Two of my children were in attendance the other night: one actually at the concert, the other watching the live-stream from Tulsa, Oklahoma. Both had the identical immediate reaction. My daughter Clare who was there came up to me afterwards with tears in her eyes: “These were the songs of my childhood!” My other daughter Mary sent a simple text: “My childhood😊”

It was not a small thing.

The fact is that for several years, these songs were our family’s primary means of belonging to the Movement. At the Manhattan Center the other night, I could not but be struck by the ways that God had been long laying down the tracks of my affection, setting the scene for the beauty of that night.

At a certain point in my long journey to the Movement, listening to those CD’s was making me very sad—I had nostalgia for that vacation and wondered if I could ever “make contact” with a CL community in the flesh.

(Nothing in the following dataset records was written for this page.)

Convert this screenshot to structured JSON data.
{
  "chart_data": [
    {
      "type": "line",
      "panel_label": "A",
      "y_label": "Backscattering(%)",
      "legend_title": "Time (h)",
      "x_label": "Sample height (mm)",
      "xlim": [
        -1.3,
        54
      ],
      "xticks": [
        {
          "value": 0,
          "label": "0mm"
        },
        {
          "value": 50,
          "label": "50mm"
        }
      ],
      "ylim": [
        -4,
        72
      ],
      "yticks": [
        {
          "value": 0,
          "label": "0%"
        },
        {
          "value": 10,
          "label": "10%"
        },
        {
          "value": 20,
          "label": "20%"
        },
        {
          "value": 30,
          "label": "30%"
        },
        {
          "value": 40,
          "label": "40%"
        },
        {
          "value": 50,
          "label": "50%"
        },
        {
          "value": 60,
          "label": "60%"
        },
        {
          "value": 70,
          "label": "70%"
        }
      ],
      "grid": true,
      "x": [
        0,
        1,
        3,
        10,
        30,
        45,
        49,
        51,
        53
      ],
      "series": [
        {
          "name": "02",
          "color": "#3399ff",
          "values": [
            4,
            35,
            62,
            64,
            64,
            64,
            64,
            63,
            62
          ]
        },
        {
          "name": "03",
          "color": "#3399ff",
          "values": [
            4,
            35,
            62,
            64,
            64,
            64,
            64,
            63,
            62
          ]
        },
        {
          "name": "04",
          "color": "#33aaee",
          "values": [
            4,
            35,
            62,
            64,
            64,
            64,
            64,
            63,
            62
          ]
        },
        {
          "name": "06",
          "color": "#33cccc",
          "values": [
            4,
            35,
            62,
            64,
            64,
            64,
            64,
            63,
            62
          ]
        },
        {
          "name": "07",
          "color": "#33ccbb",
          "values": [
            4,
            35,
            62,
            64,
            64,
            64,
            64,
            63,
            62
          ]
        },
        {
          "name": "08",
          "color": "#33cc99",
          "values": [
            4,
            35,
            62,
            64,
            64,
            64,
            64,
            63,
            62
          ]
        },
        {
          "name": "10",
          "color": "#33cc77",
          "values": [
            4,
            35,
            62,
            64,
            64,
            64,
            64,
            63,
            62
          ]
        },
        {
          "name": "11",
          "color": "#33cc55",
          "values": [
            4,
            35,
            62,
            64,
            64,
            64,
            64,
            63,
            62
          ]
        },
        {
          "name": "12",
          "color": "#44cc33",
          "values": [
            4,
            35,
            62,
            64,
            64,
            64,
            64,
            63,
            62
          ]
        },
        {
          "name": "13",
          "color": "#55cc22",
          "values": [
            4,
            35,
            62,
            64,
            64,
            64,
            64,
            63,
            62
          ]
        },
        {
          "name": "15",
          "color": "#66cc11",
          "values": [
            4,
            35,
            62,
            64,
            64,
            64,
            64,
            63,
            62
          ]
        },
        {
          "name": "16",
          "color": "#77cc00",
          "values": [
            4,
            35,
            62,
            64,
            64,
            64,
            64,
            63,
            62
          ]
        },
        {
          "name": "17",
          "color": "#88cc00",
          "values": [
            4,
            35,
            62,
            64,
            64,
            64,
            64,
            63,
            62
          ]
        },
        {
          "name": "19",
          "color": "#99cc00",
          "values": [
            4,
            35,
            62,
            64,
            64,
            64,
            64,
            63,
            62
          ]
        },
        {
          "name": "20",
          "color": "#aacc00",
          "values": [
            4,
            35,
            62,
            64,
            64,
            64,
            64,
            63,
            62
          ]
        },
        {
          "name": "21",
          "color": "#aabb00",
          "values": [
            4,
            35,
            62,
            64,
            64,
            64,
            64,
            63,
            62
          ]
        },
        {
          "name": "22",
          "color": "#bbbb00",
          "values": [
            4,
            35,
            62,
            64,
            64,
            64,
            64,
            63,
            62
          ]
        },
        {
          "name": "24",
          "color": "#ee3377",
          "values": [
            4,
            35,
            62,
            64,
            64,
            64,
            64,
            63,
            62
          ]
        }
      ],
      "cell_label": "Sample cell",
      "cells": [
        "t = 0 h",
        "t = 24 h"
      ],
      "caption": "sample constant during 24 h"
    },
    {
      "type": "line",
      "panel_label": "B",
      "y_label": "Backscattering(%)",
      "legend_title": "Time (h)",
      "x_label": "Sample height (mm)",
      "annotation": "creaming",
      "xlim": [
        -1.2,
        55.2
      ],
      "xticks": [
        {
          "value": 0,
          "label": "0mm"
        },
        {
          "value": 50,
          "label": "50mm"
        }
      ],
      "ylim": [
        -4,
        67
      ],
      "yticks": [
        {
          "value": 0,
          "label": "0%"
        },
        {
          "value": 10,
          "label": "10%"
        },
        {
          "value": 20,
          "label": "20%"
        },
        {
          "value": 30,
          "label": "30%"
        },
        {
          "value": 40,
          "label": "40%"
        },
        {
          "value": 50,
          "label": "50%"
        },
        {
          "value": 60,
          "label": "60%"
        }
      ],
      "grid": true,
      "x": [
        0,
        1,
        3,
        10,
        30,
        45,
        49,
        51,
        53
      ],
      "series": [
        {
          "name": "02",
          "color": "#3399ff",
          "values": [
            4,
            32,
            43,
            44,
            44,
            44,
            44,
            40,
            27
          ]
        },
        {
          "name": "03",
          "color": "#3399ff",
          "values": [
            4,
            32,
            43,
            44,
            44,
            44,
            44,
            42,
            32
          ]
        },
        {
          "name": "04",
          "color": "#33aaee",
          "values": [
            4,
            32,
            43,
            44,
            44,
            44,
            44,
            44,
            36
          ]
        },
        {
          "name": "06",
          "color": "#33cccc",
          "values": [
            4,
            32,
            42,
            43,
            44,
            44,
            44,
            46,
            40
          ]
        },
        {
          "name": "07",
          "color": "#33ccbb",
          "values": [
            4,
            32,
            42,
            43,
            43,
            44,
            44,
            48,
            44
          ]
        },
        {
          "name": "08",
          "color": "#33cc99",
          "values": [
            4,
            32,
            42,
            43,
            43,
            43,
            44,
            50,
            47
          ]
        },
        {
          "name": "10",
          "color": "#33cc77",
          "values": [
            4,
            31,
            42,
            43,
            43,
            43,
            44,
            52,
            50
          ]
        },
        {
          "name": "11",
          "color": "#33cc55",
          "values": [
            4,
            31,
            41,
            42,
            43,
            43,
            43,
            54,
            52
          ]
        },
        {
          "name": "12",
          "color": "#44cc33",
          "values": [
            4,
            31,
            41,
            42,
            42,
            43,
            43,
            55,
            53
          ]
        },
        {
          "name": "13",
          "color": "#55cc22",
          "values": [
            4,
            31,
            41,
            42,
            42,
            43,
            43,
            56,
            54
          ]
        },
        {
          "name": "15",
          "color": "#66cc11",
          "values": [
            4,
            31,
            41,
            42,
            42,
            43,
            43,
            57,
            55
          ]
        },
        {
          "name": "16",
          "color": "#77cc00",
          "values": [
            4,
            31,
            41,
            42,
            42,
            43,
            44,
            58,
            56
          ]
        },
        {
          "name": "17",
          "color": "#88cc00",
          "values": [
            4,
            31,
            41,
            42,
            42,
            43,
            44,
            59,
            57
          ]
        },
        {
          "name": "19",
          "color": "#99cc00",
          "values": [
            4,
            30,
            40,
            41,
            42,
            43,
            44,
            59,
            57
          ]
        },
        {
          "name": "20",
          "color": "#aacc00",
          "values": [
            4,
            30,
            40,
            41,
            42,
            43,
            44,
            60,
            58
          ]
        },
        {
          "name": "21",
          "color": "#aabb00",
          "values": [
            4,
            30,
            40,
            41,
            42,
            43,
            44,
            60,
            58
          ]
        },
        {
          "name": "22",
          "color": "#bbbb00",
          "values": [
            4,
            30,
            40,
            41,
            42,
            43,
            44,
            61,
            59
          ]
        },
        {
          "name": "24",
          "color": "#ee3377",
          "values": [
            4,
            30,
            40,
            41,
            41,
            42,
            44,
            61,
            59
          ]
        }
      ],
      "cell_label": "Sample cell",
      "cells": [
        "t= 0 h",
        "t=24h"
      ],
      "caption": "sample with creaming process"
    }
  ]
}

This was, of course, a great thing. It propelled me forward. In 2011, I got up the nerve to start my own School of Community, and from that time it has always been a rising tide.

Now I am friends with most of the Bay Ridge Band: they are in my fraternity group! So, of course, I know they are fallible human beings. I have no stars in my eyes.

And yet, I do.

Thank you, Jonathan, Riro, Chris, Valentina, Caz, and Molly (and Fr. Rich!) for all you have given us!